Tune your system to increase this limit to avoid
severe
performance degradation.
A quick search of MOS pointed me to bug 5862719. It turns out on our RAC system (10.2.0.2) on
RHEL 4, the /etc/init.d/init.crsd file has the command "ulimit -n
unlimited" in it, which fails and drops the file descriptor limit to its
default, which in our case is 1024.
% ps -ef | grep smon_dchdb
oracle
20720 1 0 Oct31 ? 00:00:16 ora_smon_dchdb1
% grep "open files" /proc/20720/limits
Max open files 1024 1024 files
The system recently crashed (which was why I was checking
the alert log) and so all auto-started Oracle processes inherited their ulimits
from the init processes.
My point of this isn't to re-document an Oracle bug but
emphasize the importance of taking a step back periodically and thinking things
through. Is an FD limit of 1024
potentially hurting our system, performance-wise? If so, can I duplicate this elsewhere to
prove the impact, justifying an emergency fix?
On Linux it's pretty easy to check on open file counts for
processes running under the same account.

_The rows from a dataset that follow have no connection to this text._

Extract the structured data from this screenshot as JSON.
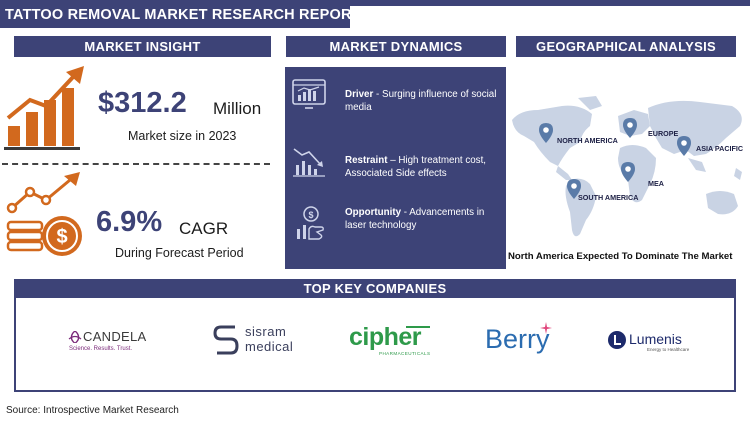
{
  "title": "TATTOO REMOVAL MARKET RESEARCH REPORT",
  "sections": {
    "insight": "MARKET INSIGHT",
    "dynamics": "MARKET DYNAMICS",
    "geo": "GEOGRAPHICAL ANALYSIS",
    "companies": "TOP KEY COMPANIES"
  },
  "insight": {
    "market_size_value": "$312.2",
    "market_size_unit": "Million",
    "market_size_caption": "Market size in 2023",
    "cagr_value": "6.9%",
    "cagr_unit": "CAGR",
    "cagr_caption": "During Forecast Period"
  },
  "dynamics": [
    {
      "label": "Driver",
      "text": " - Surging influence of social media",
      "icon": "monitor-chart-icon"
    },
    {
      "label": "Restraint",
      "text": " – High treatment cost, Associated Side effects",
      "icon": "declining-chart-icon"
    },
    {
      "label": "Opportunity",
      "text": " - Advancements in laser technology",
      "icon": "growth-hand-icon"
    }
  ],
  "geo": {
    "regions": [
      "NORTH AMERICA",
      "EUROPE",
      "ASIA PACIFIC",
      "SOUTH AMERICA",
      "MEA"
    ],
    "note": "North America Expected To Dominate The Market"
  },
  "companies": [
    {
      "name": "CANDELA",
      "tagline": "Science. Results. Trust."
    },
    {
      "name": "sisram",
      "line2": "medical"
    },
    {
      "name": "cipher",
      "tagline": "PHARMACEUTICALS"
    },
    {
      "name": "Berry"
    },
    {
      "name": "Lumenis",
      "tagline": "Energy to Healthcare"
    }
  ],
  "source": "Source: Introspective Market Research",
  "colors": {
    "navy": "#3d4377",
    "orange": "#d2691e",
    "map": "#c9d3e4",
    "pin": "#5a7ba8",
    "cipher_green": "#2e9a4a",
    "berry_blue": "#2b6cb0",
    "candela_purple": "#7b2a7a"
  }
}
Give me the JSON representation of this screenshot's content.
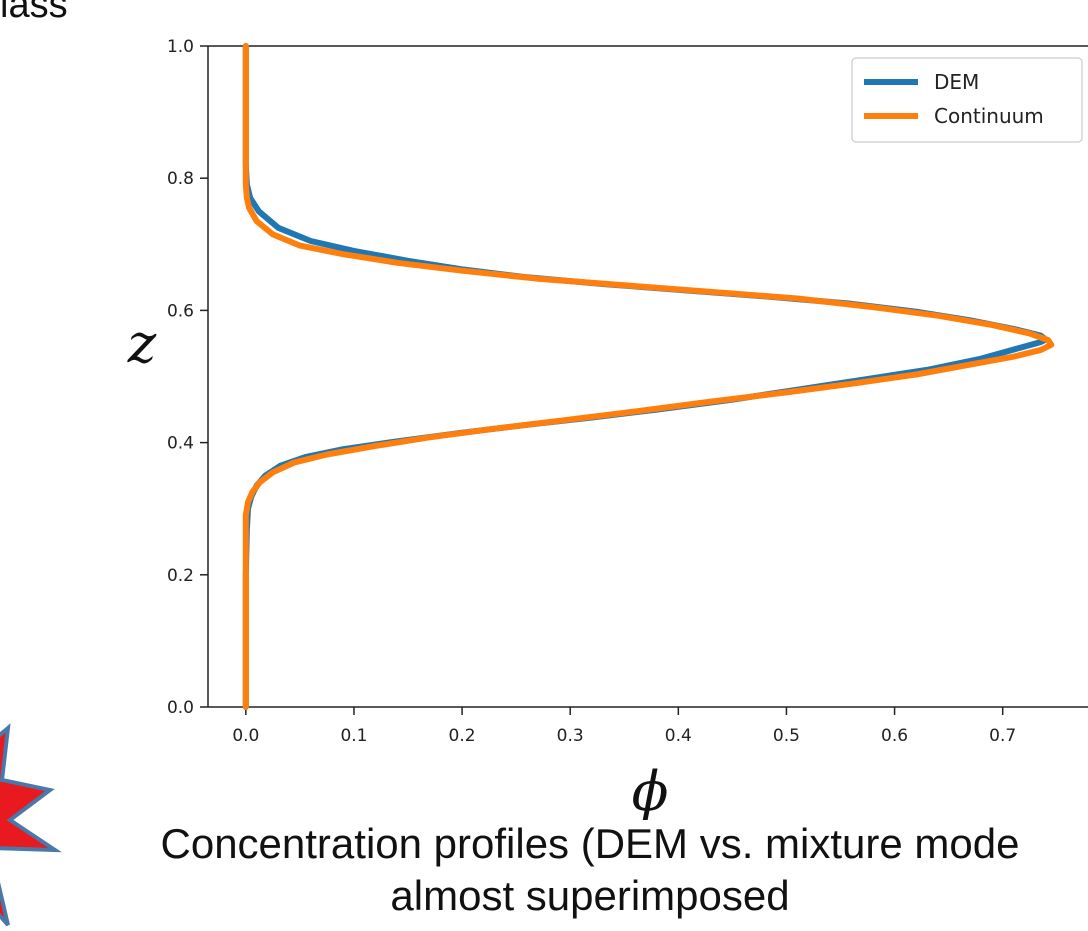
{
  "page": {
    "top_fragment": "lass",
    "caption_line1": "Concentration profiles (DEM vs. mixture mode",
    "caption_line2": "almost superimposed"
  },
  "colors": {
    "dem": "#1f77b4",
    "continuum": "#ff7f0e",
    "star_fill": "#e8191f",
    "star_edge": "#4a78a8"
  },
  "chart_data": {
    "type": "line",
    "title": "",
    "xlabel": "ϕ",
    "ylabel": "z",
    "xlim": [
      -0.035,
      0.79
    ],
    "ylim": [
      0,
      1
    ],
    "xticks": [
      0.0,
      0.1,
      0.2,
      0.3,
      0.4,
      0.5,
      0.6,
      0.7
    ],
    "xtick_labels": [
      "0.0",
      "0.1",
      "0.2",
      "0.3",
      "0.4",
      "0.5",
      "0.6",
      "0.7"
    ],
    "yticks": [
      0.0,
      0.2,
      0.4,
      0.6,
      0.8,
      1.0
    ],
    "ytick_labels": [
      "0.0",
      "0.2",
      "0.4",
      "0.6",
      "0.8",
      "1.0"
    ],
    "legend": {
      "position": "top-right"
    },
    "series": [
      {
        "name": "DEM",
        "color": "#1f77b4",
        "points": [
          [
            0.0,
            1.0
          ],
          [
            0.0,
            0.9
          ],
          [
            0.0,
            0.82
          ],
          [
            0.001,
            0.79
          ],
          [
            0.004,
            0.77
          ],
          [
            0.012,
            0.75
          ],
          [
            0.03,
            0.725
          ],
          [
            0.06,
            0.705
          ],
          [
            0.1,
            0.69
          ],
          [
            0.15,
            0.675
          ],
          [
            0.2,
            0.662
          ],
          [
            0.26,
            0.65
          ],
          [
            0.33,
            0.64
          ],
          [
            0.41,
            0.63
          ],
          [
            0.49,
            0.62
          ],
          [
            0.56,
            0.61
          ],
          [
            0.62,
            0.598
          ],
          [
            0.67,
            0.585
          ],
          [
            0.71,
            0.572
          ],
          [
            0.735,
            0.562
          ],
          [
            0.74,
            0.556
          ],
          [
            0.735,
            0.552
          ],
          [
            0.715,
            0.543
          ],
          [
            0.68,
            0.527
          ],
          [
            0.63,
            0.51
          ],
          [
            0.57,
            0.495
          ],
          [
            0.51,
            0.48
          ],
          [
            0.45,
            0.465
          ],
          [
            0.38,
            0.45
          ],
          [
            0.32,
            0.438
          ],
          [
            0.26,
            0.427
          ],
          [
            0.2,
            0.415
          ],
          [
            0.14,
            0.402
          ],
          [
            0.09,
            0.39
          ],
          [
            0.055,
            0.378
          ],
          [
            0.032,
            0.365
          ],
          [
            0.018,
            0.35
          ],
          [
            0.01,
            0.335
          ],
          [
            0.005,
            0.318
          ],
          [
            0.002,
            0.3
          ],
          [
            0.001,
            0.27
          ],
          [
            0.0,
            0.2
          ],
          [
            0.0,
            0.1
          ],
          [
            0.0,
            0.0
          ]
        ]
      },
      {
        "name": "Continuum",
        "color": "#ff7f0e",
        "points": [
          [
            0.0,
            1.0
          ],
          [
            0.0,
            0.9
          ],
          [
            0.0,
            0.82
          ],
          [
            0.0,
            0.79
          ],
          [
            0.001,
            0.77
          ],
          [
            0.003,
            0.755
          ],
          [
            0.01,
            0.735
          ],
          [
            0.025,
            0.715
          ],
          [
            0.05,
            0.698
          ],
          [
            0.09,
            0.685
          ],
          [
            0.14,
            0.672
          ],
          [
            0.2,
            0.66
          ],
          [
            0.27,
            0.648
          ],
          [
            0.35,
            0.638
          ],
          [
            0.43,
            0.628
          ],
          [
            0.51,
            0.618
          ],
          [
            0.58,
            0.605
          ],
          [
            0.64,
            0.592
          ],
          [
            0.69,
            0.578
          ],
          [
            0.725,
            0.565
          ],
          [
            0.742,
            0.555
          ],
          [
            0.745,
            0.548
          ],
          [
            0.735,
            0.54
          ],
          [
            0.71,
            0.53
          ],
          [
            0.67,
            0.518
          ],
          [
            0.62,
            0.503
          ],
          [
            0.56,
            0.489
          ],
          [
            0.5,
            0.476
          ],
          [
            0.43,
            0.462
          ],
          [
            0.36,
            0.447
          ],
          [
            0.29,
            0.433
          ],
          [
            0.23,
            0.421
          ],
          [
            0.17,
            0.408
          ],
          [
            0.12,
            0.395
          ],
          [
            0.075,
            0.382
          ],
          [
            0.045,
            0.37
          ],
          [
            0.025,
            0.355
          ],
          [
            0.013,
            0.34
          ],
          [
            0.006,
            0.325
          ],
          [
            0.002,
            0.31
          ],
          [
            0.0,
            0.29
          ],
          [
            0.0,
            0.2
          ],
          [
            0.0,
            0.1
          ],
          [
            0.0,
            0.0
          ]
        ]
      }
    ]
  }
}
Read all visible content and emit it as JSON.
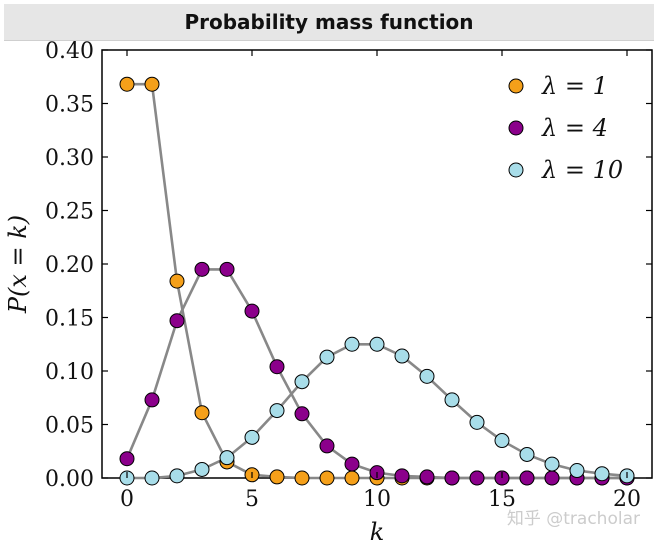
{
  "window": {
    "title": "Probability mass function"
  },
  "watermark": "知乎 @tracholar",
  "chart_data": {
    "type": "scatter",
    "title": "Probability mass function",
    "xlabel": "k",
    "ylabel": "P(x = k)",
    "xlim": [
      -1,
      21
    ],
    "ylim": [
      0,
      0.4
    ],
    "xticks": [
      0,
      5,
      10,
      15,
      20
    ],
    "yticks": [
      0.0,
      0.05,
      0.1,
      0.15,
      0.2,
      0.25,
      0.3,
      0.35,
      0.4
    ],
    "xtick_labels": [
      "0",
      "5",
      "10",
      "15",
      "20"
    ],
    "ytick_labels": [
      "0.00",
      "0.05",
      "0.10",
      "0.15",
      "0.20",
      "0.25",
      "0.30",
      "0.35",
      "0.40"
    ],
    "grid": false,
    "legend_position": "top-right",
    "line_color": "#888888",
    "series": [
      {
        "name": "λ = 1",
        "color": "#f5a01a",
        "x": [
          0,
          1,
          2,
          3,
          4,
          5,
          6,
          7,
          8,
          9,
          10,
          11,
          12,
          13,
          14,
          15,
          16,
          17,
          18,
          19,
          20
        ],
        "y": [
          0.368,
          0.368,
          0.184,
          0.061,
          0.015,
          0.003,
          0.001,
          0,
          0,
          0,
          0,
          0,
          0,
          0,
          0,
          0,
          0,
          0,
          0,
          0,
          0
        ]
      },
      {
        "name": "λ = 4",
        "color": "#8b008b",
        "x": [
          0,
          1,
          2,
          3,
          4,
          5,
          6,
          7,
          8,
          9,
          10,
          11,
          12,
          13,
          14,
          15,
          16,
          17,
          18,
          19,
          20
        ],
        "y": [
          0.018,
          0.073,
          0.147,
          0.195,
          0.195,
          0.156,
          0.104,
          0.06,
          0.03,
          0.013,
          0.005,
          0.002,
          0.001,
          0,
          0,
          0,
          0,
          0,
          0,
          0,
          0
        ]
      },
      {
        "name": "λ = 10",
        "color": "#a8dde9",
        "x": [
          0,
          1,
          2,
          3,
          4,
          5,
          6,
          7,
          8,
          9,
          10,
          11,
          12,
          13,
          14,
          15,
          16,
          17,
          18,
          19,
          20
        ],
        "y": [
          0,
          0,
          0.002,
          0.008,
          0.019,
          0.038,
          0.063,
          0.09,
          0.113,
          0.125,
          0.125,
          0.114,
          0.095,
          0.073,
          0.052,
          0.035,
          0.022,
          0.013,
          0.007,
          0.004,
          0.002
        ]
      }
    ]
  }
}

As "oracle" I issued the following:
#------------------------------------------------------------------------------------|
# Check all "oracle" processes associated
with database "dchdb" and ASM, grab the PID
# and current command, then count how many files are
opened and display the results.
#------------------------------------------------------------------------------------|
ps -f -u oracle | grep -E '(dchdb1|ASM)' | awk
'{print $2" "$8}' | \
while read
IN_PID IN_CMD
do
echo
"Files opened for PID $IN_PID $IN_CMD: `ls -1 /proc/${IN_PID}/fd 2>/dev/null
| wc -l`"
done | sort
-nr -k7,7 | head -6
#-- output --#
Files opened for PID 21810 ora_rbal_dchdb1: 28
Files opened for PID 21790 ora_asmb_dchdb1: 28
Files opened for PID 22080 ora_arc1_dchdb1: 27
Files opened for PID 22174 ora_qmnc_dchdb1: 26
Files opened for PID 22078 ora_arc0_dchdb1: 26
Files opened for PID 20859 ora_lck0_dchdb1: 24
No process has more than 28 files open, so a limit of 1024
seems pretty safe. Yet the database has
a few hundred datafiles, so why isn't the number higher? This is where ASM comes in to play. ASM bypasses the file system so database
"files" aren't managed by the OS and FD's, so for the most part FD
limits have a different context when dealing with ASM.
Result? While I believe
it's not always wise to leave code as is even though 1 or more commands/parts
are failing each time, in this case spending a bit of time to think things
through allowed this change to be scheduled on a lower priority.